Muaradua // rakyat merdekari co . id
Pembangunan proyek siring pasang (drainase saluran air) berlokasi di dusun 2 ( dua ) desa suka maju kecamatan banding agung kabupaten Oku Selatan yang di kerjakan oleh CV . cemerlang dengan nilai kontrak Rp . 14x.xxx.xx menuai sorotan tajam dari masyarakat
Proyek yang bersumber dari APBD dinas pekerjaan umum dan penataan ruang kabupaten Oku Selatan ini disinyalir mengalami penggelembungan anggaran (mark-up) serta dikerjakan tidak sesuai dengan spesifikasi teknis yang direncanakan . kamis 6 Agustus 2026
Dugaan Mark-Up Nilai Proyek Anggaran yang dialokasikan dinilai jauh melebihi estimasi biaya riil volume pekerjaan yang ada.
Kualitas Bangunan Rendah Penggunaan material (seperti semen dan batu) yang diduga tidak memenuhi standar mutu konstruksi, sehingga berpotensi cepat retak dan rusak sebelum masa pakai ideal.

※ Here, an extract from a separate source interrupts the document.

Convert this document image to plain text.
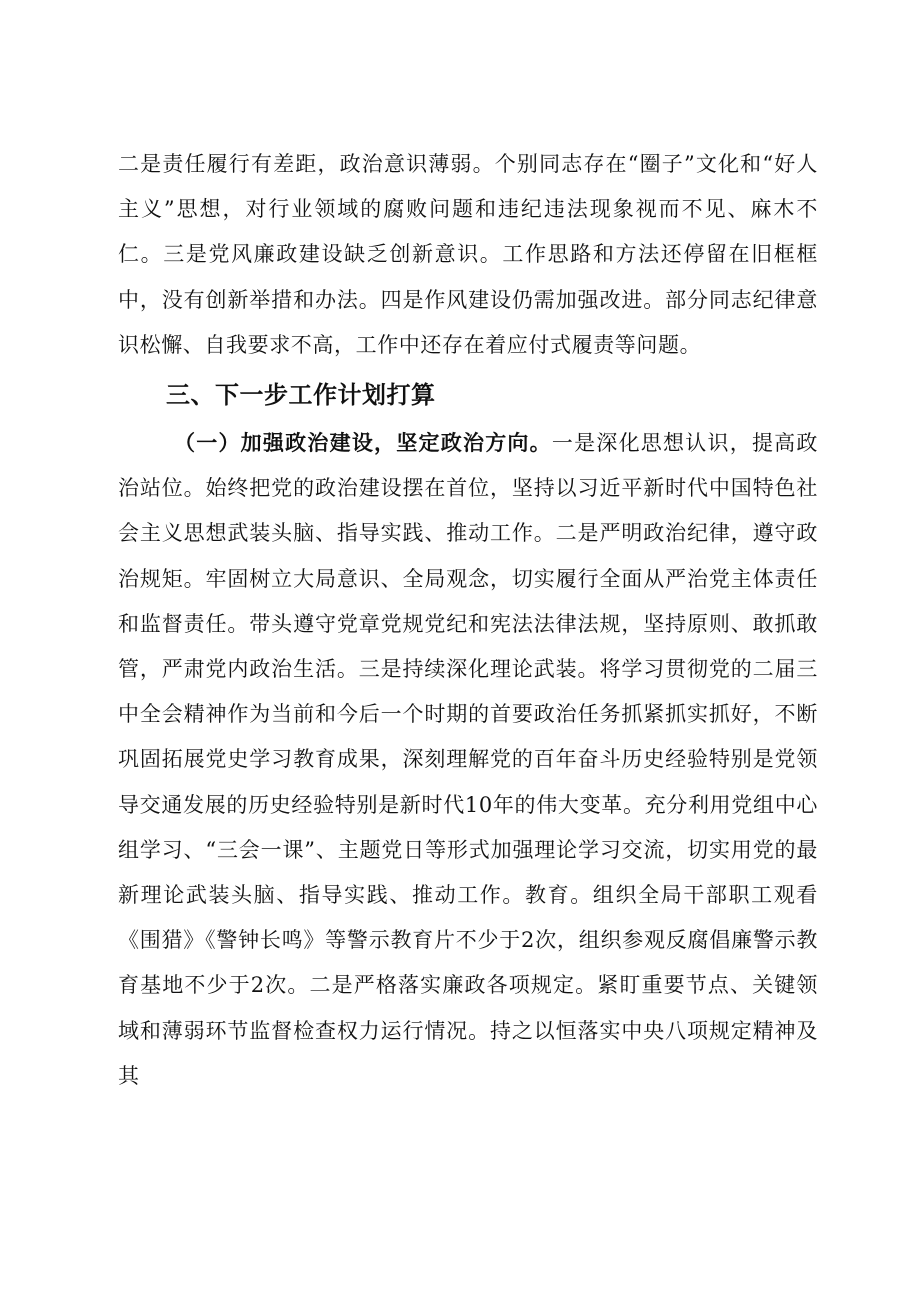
二是责任履行有差距，政治意识薄弱。个别同志存在“圈子”文化和“好人主义”思想，对行业领域的腐败问题和违纪违法现象视而不见、麻木不仁。三是党风廉政建设缺乏创新意识。工作思路和方法还停留在旧框框中，没有创新举措和办法。四是作风建设仍需加强改进。部分同志纪律意识松懈、自我要求不高，工作中还存在着应付式履责等问题。

三、下一步工作计划打算

（一）加强政治建设，坚定政治方向。一是深化思想认识，提高政治站位。始终把党的政治建设摆在首位，坚持以习近平新时代中国特色社会主义思想武装头脑、指导实践、推动工作。二是严明政治纪律，遵守政治规矩。牢固树立大局意识、全局观念，切实履行全面从严治党主体责任和监督责任。带头遵守党章党规党纪和宪法法律法规，坚持原则、敢抓敢管，严肃党内政治生活。三是持续深化理论武装。将学习贯彻党的二届三中全会精神作为当前和今后一个时期的首要政治任务抓紧抓实抓好，不断巩固拓展党史学习教育成果，深刻理解党的百年奋斗历史经验特别是党领导交通发展的历史经验特别是新时代10年的伟大变革。充分利用党组中心组学习、“三会一课”、主题党日等形式加强理论学习交流，切实用党的最新理论武装头脑、指导实践、推动工作。教育。组织全局干部职工观看《围猎》《警钟长鸣》等警示教育片不少于2次，组织参观反腐倡廉警示教育基地不少于2次。二是严格落实廉政各项规定。紧盯重要节点、关键领域和薄弱环节监督检查权力运行情况。持之以恒落实中央八项规定精神及其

Kurangnya Transparansi Publik Minimnya papan informasi proyek yang terpasang di lokasi tidak jelas panjang dan lebar nya seolah olah masyarakat pandai di bodoh i oleh pihak kontraktor atau pelaksana,
“Kami berharap pihak terkait turun tangan untuk memeriksa proyek siring pasang ini secara transparan. Jangan sampai anggaran yang bersumber dari uang rakyat dipangkas untuk kepentingan pribadi atau kelompok tertentu,” ujar
Atas dugaan penyimpangan kami selaku Media sekaligus mewakili masyarakat meminta kepada dinas Pekerjaan Umum / Instansi Terkait untuk segera melakukan inspeksi mendadak (sidak) dan audit teknis atas kualitas serta volume pekerjaan di lapangan.

” Diduga penyedia jasa mengabaikan adanya Undang-undang tentang Keterbukaan Informasi Publik (KIP) No. 14 Tahun 2008 dan Peraturan Presiden (Perpres) No 12 Tahun 2021 tentang pengadaan barang/jasa yang merupakan perubahan dari Peraturan Presiden Nomor 16 tahun 2018. Peraturan ini juga sekaligus menjadi bagian dari 49 peraturan pelaksana Undang-Undang No 11 Tahun 2020 Tentang Cipta Kerja.
Pemerintah Republik Indonesia tentunya mendukung transparansi informasi yang sudah menjadi aturan atau undang-undang yang sah, untuk pencegahan dan pemberantasan korupsi yang tertuang dalam Undang-Undang No 11 Tahun 2020 Tentang Cipta Kerja. Secara umum Undang-Undang Cipta Kerja bertujuan untuk melaksanakan reformasi struktural dan mempercepat transformasi ekonomi.
Sementara itu tea media meminta mengungkapkan, berdasarkan amanah Undang-Undang Keterbukaan Informasi Publik (UU KIP) Nomor 14 Tahun 2008 dan Perpres Nomor 54 Tahun 2010 dan Nomor 70 Tahun 2012.
Meski Undang-undang dan Aturan sudah dibuat serta disahkan, banyak pihak harus mengawasi kegiatan tersebut, karena dalam praktek di lapangan banyak penyedia jasa yang mengabaikannya. Meski pengawas datang ke lokasi tempat Proyek Pembangunan pun terkadang tidak ada tindakan atau teguran yang dilakukan ke penyedia jasa.